De sociaal-democratie vóór 1914
Een langer discussie ontspon zich over de aard van de social-democratie vóór en tijdens de Eerste Wereldoorlog. Een kameraad somde een kritiek op van verschillende deelnemers op de stelling van de IKS (ook aanwezig in de film) over het ‘verraad van de sociaal-democratie’. De IKS verdedigt het standpunt dat de meeste partijen die bij de Tweede internationale waren aangesloten, de arbeiders hebben verraden omdat deze arbeiderspartijen van de 19de eeuw op verschillende momenten verklaarden gehecht te zijn aan het internationalisme (om de klasse te verdedigen en niet de natie-staat).
Toch hebben de meeste van de leiders van de meerderheid van deze partijen dit beginsel veraden door hun openlijke steun aan hun nationale bourgeoisie in de eerste dagen van Augustus 1914, toen de oorlogskredieten werden gestemd in de parlementen en de ramp begon. Tegen die visie op de zaken stelde de kameraad die opkwam voor het verschillende standpunt dat de notie van verraad geen steek hield omdat ‘de sociaal-democratie nooit voor de revolutie was’. Volgens deze redenering waren de partijen van de Tweede internationale arbeiderspartijen, maar geen revolutionaire aangezien de arbeidersklasse in de vooroorlogse periode niet revolutionair was. De sociaal-democratische partijen waren een uitdrukking van de zwaktes van de arbeidersklasse in die tijd en laatstgenoemde was niet alleen een slachtoffer van dit verraad maar maakte er ook deel van uit. Een andere kameraad verwees in diezelfde discussie naar het enthousiasme voor de oorlog bij het begin van de Eerste Wereldoorlog en naar het feit dat de SPD (in Duitsland) reeds met handen en voeten aan de kapitalistische staat gebonden was door haar belangrijke parlementaire fractie.
In deze discussie zijn er verschillende aspecten. De IKS verdedigt het algemeen kader van de opkomst en het verval van het kapitalisme met verschillende taken voor de revolutionairen in de verschillende periodes. De sociaal-democratische partijen van de bloeiperiode, die eindigde met de Eerste Wereldoorlog, streden voor hervormingen binnen het kapitalisme EN voor revolutie, zoals Rosa Luxemburg in 1899 stelde in haar polemiek ‘Sociale hervorming of revolutie?’, tegen partijgenoot Eduard Bernstein.
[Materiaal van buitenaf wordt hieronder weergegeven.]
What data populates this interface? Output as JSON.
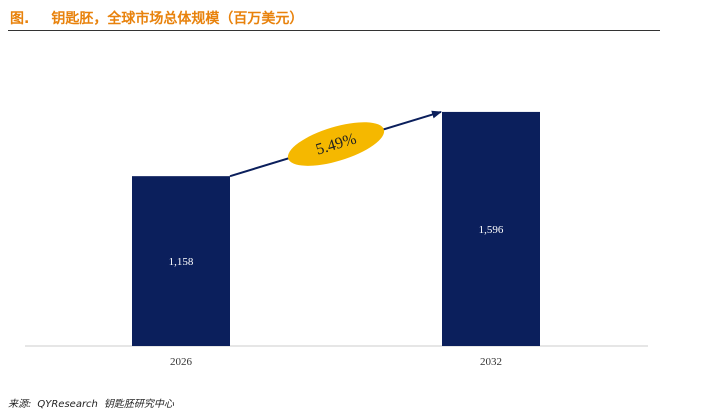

Als gevolg daarvan herbergde de arbeiderspartijen in deze periode uiteenlopende stromingen, van openlijk reformistische en staatsgezinde tot revolutionaire stromingen zoals die rond Luxemburg, Lenin, Pannekoek, Bordiga, enz. In 1914 stonden de leiders van de meeste sociaal-democratische partijen inderdaad aan de kant van de nationale bourgeoisie – en verrieden dan zowel in theorie als in praktijk de internationalistische beginselen van de congressen van Stuttgart en Bazel van de Tweede internationale. Tijdens de oorlog bereidden deze revolutionaire fracties de vorming voor van de Derde internationale omdat de Tweede was uiteengevallen met het uitbreken van de Eerste Wereldoorlog en wegens het verraad van het merendeel van partijen die er deel van uitmaakten.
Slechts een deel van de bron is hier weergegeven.